Cell-phone location data, though very effective for documenting real-time travel, has limits. As the MIT study notes, cell data is only as good as its coverage. Essentially, MIT couldn’t track anyone who had a cell-phone provider that was not Singtel. However, juxtaposing cell-phone data with accurate public health data, like census records, appears to correct for this problem, according to the researchers.

There is also the issue of anonymity. In the MIT study, Singtel provides researchers with anonymized data. But the ability to make data truly anonymous is up for debate. Cell data can identify the places you spend time—your office, your home, the places you shop—and researchers have shown that it’s relatively easy to attach your name to these details. To this point, Facebook has been slow to share huge chunks of data with a group working on analyzing how the platform affects elections, citing privacy and security as a key reason for its molasses-like pace.

But this concern around data privacy has only come after several missteps. One of Facebook’s errors was conducting a study in 2014 that tested the platform’s ability to manipulate general mood on nearly 700,000 of its users without ever getting their consent. In the years since, the platform has frequently failed to protect user data.

A lack of transparency

Today, the same companies that have built big businesses accruing personal data for ad targeting—and have often acted cavalier about data breaches and other abuses—are striking deals with healthcare institutions. This has been controversial in no small part because they’re often doing this work in the dark, without patient knowledge.

If private companies own your data and can make business out of it, why can’t we use this data for good?

Emanuele Massaro

In 2016, Google’s AI lab DeepMind forged a partnership with the National Health Service in the U.K. and failed to alert patients that it was accessing their records for the project. In a more recent debacle, Google linked up with Ascension, a network of health centers, to develop tools for its doctors. Again, both parties failed to be transparent either about the relationship or Google’s ability to access patient data.

Governments too have a spotty history with protecting consumer data, which could make Massaro’s vision for sharing data with political decision-makers hard to swallow. In 2015, a hack on the federal government’s Office of Personnel Management exposed the records of 21.5 million people, including their home address, phone number, social security number, and other highly sensitive information. And government agencies have also intentionally distributed personal information. This year, Motherboard revealed that the California Department of Motor Vehicles is making $50 million annually on selling customer data to Experian and LexisNexus among other third parties.
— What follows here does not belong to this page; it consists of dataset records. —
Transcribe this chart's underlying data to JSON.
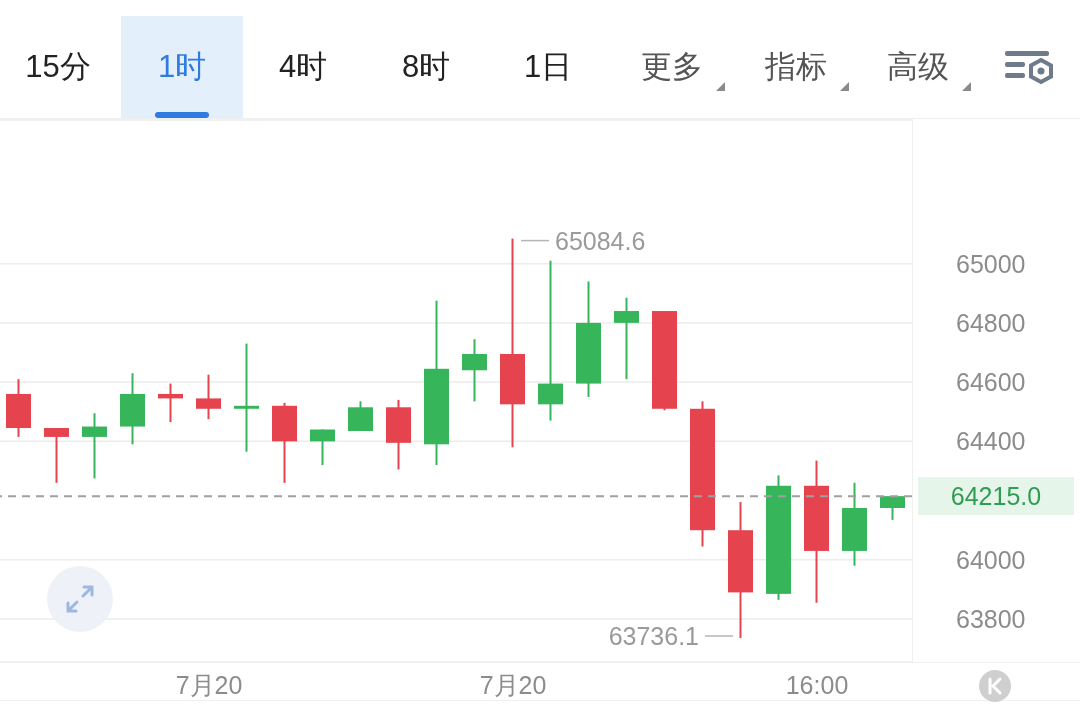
{
  "chart_data": {
    "type": "candlestick",
    "categories": [
      null,
      null,
      null,
      null,
      null,
      "7月20",
      null,
      null,
      null,
      null,
      null,
      null,
      null,
      "7月20",
      null,
      null,
      null,
      null,
      null,
      null,
      null,
      "16:00",
      null,
      null
    ],
    "ohlc": [
      [
        64560,
        64610,
        64415,
        64445
      ],
      [
        64445,
        64445,
        64260,
        64415
      ],
      [
        64415,
        64495,
        64275,
        64450
      ],
      [
        64450,
        64630,
        64390,
        64560
      ],
      [
        64560,
        64595,
        64465,
        64545
      ],
      [
        64545,
        64625,
        64475,
        64510
      ],
      [
        64510,
        64730,
        64365,
        64520
      ],
      [
        64520,
        64530,
        64260,
        64400
      ],
      [
        64400,
        64440,
        64320,
        64440
      ],
      [
        64435,
        64535,
        64435,
        64515
      ],
      [
        64515,
        64540,
        64305,
        64395
      ],
      [
        64390,
        64875,
        64320,
        64645
      ],
      [
        64640,
        64745,
        64535,
        64695
      ],
      [
        64695,
        65084.6,
        64380,
        64525
      ],
      [
        64525,
        65010,
        64470,
        64595
      ],
      [
        64595,
        64940,
        64550,
        64800
      ],
      [
        64800,
        64885,
        64610,
        64840
      ],
      [
        64840,
        64840,
        64505,
        64510
      ],
      [
        64510,
        64535,
        64045,
        64100
      ],
      [
        64100,
        64195,
        63736.1,
        63890
      ],
      [
        63885,
        64285,
        63865,
        64250
      ],
      [
        64250,
        64335,
        63855,
        64030
      ],
      [
        64030,
        64260,
        63980,
        64175
      ],
      [
        64175,
        64215,
        64135,
        64215
      ]
    ],
    "colors": [
      "#e5444f",
      "#e5444f",
      "#37b55a",
      "#37b55a",
      "#e5444f",
      "#e5444f",
      "#37b55a",
      "#e5444f",
      "#37b55a",
      "#37b55a",
      "#e5444f",
      "#37b55a",
      "#37b55a",
      "#e5444f",
      "#37b55a",
      "#37b55a",
      "#37b55a",
      "#e5444f",
      "#e5444f",
      "#e5444f",
      "#37b55a",
      "#e5444f",
      "#37b55a",
      "#37b55a"
    ],
    "ylim": [
      63655,
      65485
    ],
    "yticks": [
      63800,
      64000,
      64400,
      64600,
      64800,
      65000
    ],
    "grid": "y",
    "ref_lines": [
      {
        "axis": "y",
        "value": 64215.0,
        "label": "64215.0",
        "color": "#a0a0a0",
        "line_style": "dashed"
      }
    ],
    "annotations": [
      "15分",
      "1时",
      "4时",
      "8时",
      "1日",
      "更多",
      "指标",
      "高级",
      "65084.6",
      "63736.1"
    ]
  }
}
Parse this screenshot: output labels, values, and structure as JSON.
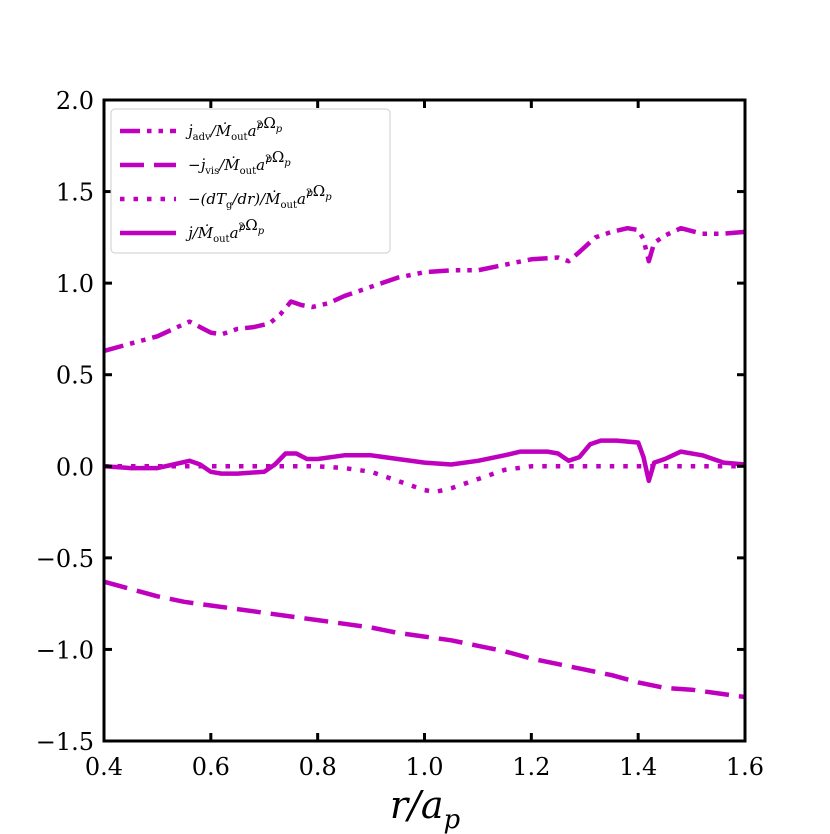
{
  "chart_data": {
    "type": "line",
    "title": "",
    "xlabel_main": "r/a",
    "xlabel_sub": "p",
    "xlim": [
      0.4,
      1.6
    ],
    "ylim": [
      -1.5,
      2.0
    ],
    "xticks": [
      "0.4",
      "0.6",
      "0.8",
      "1.0",
      "1.2",
      "1.4",
      "1.6"
    ],
    "yticks": [
      "−1.5",
      "−1.0",
      "−0.5",
      "0.0",
      "0.5",
      "1.0",
      "1.5",
      "2.0"
    ],
    "grid": false,
    "legend_position": "upper-left",
    "color": "#BF00BF",
    "series": [
      {
        "name": "adv",
        "legend": {
          "pre": "j̇",
          "sub1": "adv",
          "mid": "/Ṁ",
          "sub2": "out",
          "tail": "a",
          "sup": "2",
          "sub3": "p",
          "end": "Ω",
          "sub4": "p"
        },
        "dash": "dashdotdot",
        "x": [
          0.4,
          0.45,
          0.5,
          0.53,
          0.56,
          0.58,
          0.6,
          0.62,
          0.65,
          0.68,
          0.71,
          0.73,
          0.75,
          0.77,
          0.79,
          0.82,
          0.85,
          0.9,
          0.95,
          1.0,
          1.05,
          1.1,
          1.15,
          1.2,
          1.25,
          1.27,
          1.29,
          1.32,
          1.35,
          1.38,
          1.4,
          1.41,
          1.42,
          1.43,
          1.45,
          1.48,
          1.52,
          1.56,
          1.6
        ],
        "y": [
          0.63,
          0.67,
          0.71,
          0.75,
          0.79,
          0.76,
          0.73,
          0.72,
          0.75,
          0.76,
          0.78,
          0.83,
          0.9,
          0.88,
          0.87,
          0.89,
          0.93,
          0.98,
          1.03,
          1.06,
          1.07,
          1.07,
          1.1,
          1.13,
          1.14,
          1.12,
          1.17,
          1.25,
          1.28,
          1.3,
          1.29,
          1.24,
          1.12,
          1.22,
          1.26,
          1.3,
          1.27,
          1.27,
          1.28
        ]
      },
      {
        "name": "vis",
        "legend": {
          "pre": "−j̇",
          "sub1": "vis",
          "mid": "/Ṁ",
          "sub2": "out",
          "tail": "a",
          "sup": "2",
          "sub3": "p",
          "end": "Ω",
          "sub4": "p"
        },
        "dash": "dashed",
        "x": [
          0.4,
          0.45,
          0.5,
          0.55,
          0.6,
          0.65,
          0.7,
          0.75,
          0.8,
          0.85,
          0.9,
          0.95,
          1.0,
          1.05,
          1.1,
          1.15,
          1.2,
          1.25,
          1.3,
          1.35,
          1.4,
          1.45,
          1.5,
          1.55,
          1.6
        ],
        "y": [
          -0.63,
          -0.67,
          -0.71,
          -0.74,
          -0.76,
          -0.78,
          -0.8,
          -0.82,
          -0.84,
          -0.86,
          -0.88,
          -0.91,
          -0.93,
          -0.95,
          -0.98,
          -1.01,
          -1.05,
          -1.08,
          -1.11,
          -1.14,
          -1.18,
          -1.21,
          -1.22,
          -1.24,
          -1.26
        ]
      },
      {
        "name": "torque",
        "legend": {
          "pre": "−(dT",
          "sub1": "g",
          "mid": "/dr)/Ṁ",
          "sub2": "out",
          "tail": "a",
          "sup": "2",
          "sub3": "p",
          "end": "Ω",
          "sub4": "p"
        },
        "dash": "dotted",
        "x": [
          0.4,
          0.5,
          0.6,
          0.7,
          0.8,
          0.85,
          0.9,
          0.95,
          1.0,
          1.02,
          1.05,
          1.1,
          1.15,
          1.2,
          1.3,
          1.4,
          1.5,
          1.6
        ],
        "y": [
          0.0,
          0.0,
          0.0,
          0.0,
          0.0,
          -0.01,
          -0.03,
          -0.08,
          -0.13,
          -0.14,
          -0.12,
          -0.07,
          -0.02,
          0.0,
          0.0,
          0.0,
          0.0,
          0.0
        ]
      },
      {
        "name": "total",
        "legend": {
          "pre": "j̇",
          "sub1": "",
          "mid": "/Ṁ",
          "sub2": "out",
          "tail": "a",
          "sup": "2",
          "sub3": "p",
          "end": "Ω",
          "sub4": "p"
        },
        "dash": "solid",
        "x": [
          0.4,
          0.45,
          0.5,
          0.53,
          0.56,
          0.58,
          0.6,
          0.62,
          0.65,
          0.7,
          0.72,
          0.74,
          0.76,
          0.78,
          0.8,
          0.85,
          0.9,
          0.95,
          1.0,
          1.05,
          1.1,
          1.15,
          1.18,
          1.2,
          1.23,
          1.25,
          1.27,
          1.29,
          1.31,
          1.33,
          1.36,
          1.4,
          1.41,
          1.42,
          1.43,
          1.45,
          1.48,
          1.52,
          1.56,
          1.6
        ],
        "y": [
          0.0,
          -0.01,
          -0.01,
          0.01,
          0.03,
          0.01,
          -0.03,
          -0.04,
          -0.04,
          -0.03,
          0.01,
          0.07,
          0.07,
          0.04,
          0.04,
          0.06,
          0.06,
          0.04,
          0.02,
          0.01,
          0.03,
          0.06,
          0.08,
          0.08,
          0.08,
          0.07,
          0.03,
          0.05,
          0.12,
          0.14,
          0.14,
          0.13,
          0.05,
          -0.08,
          0.02,
          0.04,
          0.08,
          0.06,
          0.02,
          0.01
        ]
      }
    ]
  }
}
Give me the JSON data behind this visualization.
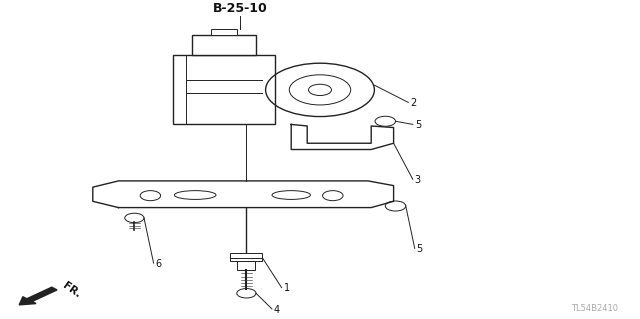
{
  "bg_color": "#ffffff",
  "line_color": "#222222",
  "label_color": "#111111",
  "title": "B-25-10",
  "watermark": "TL54B2410",
  "fr_label": "FR."
}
Given all the ways personal data has been mishandled, researchers are now worried that people are losing trust in academic and health institutions and will be less likely in the future to volunteer it. But Massaro says that unlike private companies, researchers have strong rules and ethics in place for safeguarding user data. “If private companies own your data and can make business out of it, why can’t we use this data for good?” 

Dhar says that’s a false paradigm, noting that Google shouldn’t necessarily have the personal data that it does. “It doesn’t make it right and doesn’t mean [researchers] should be using it,” Dhar says.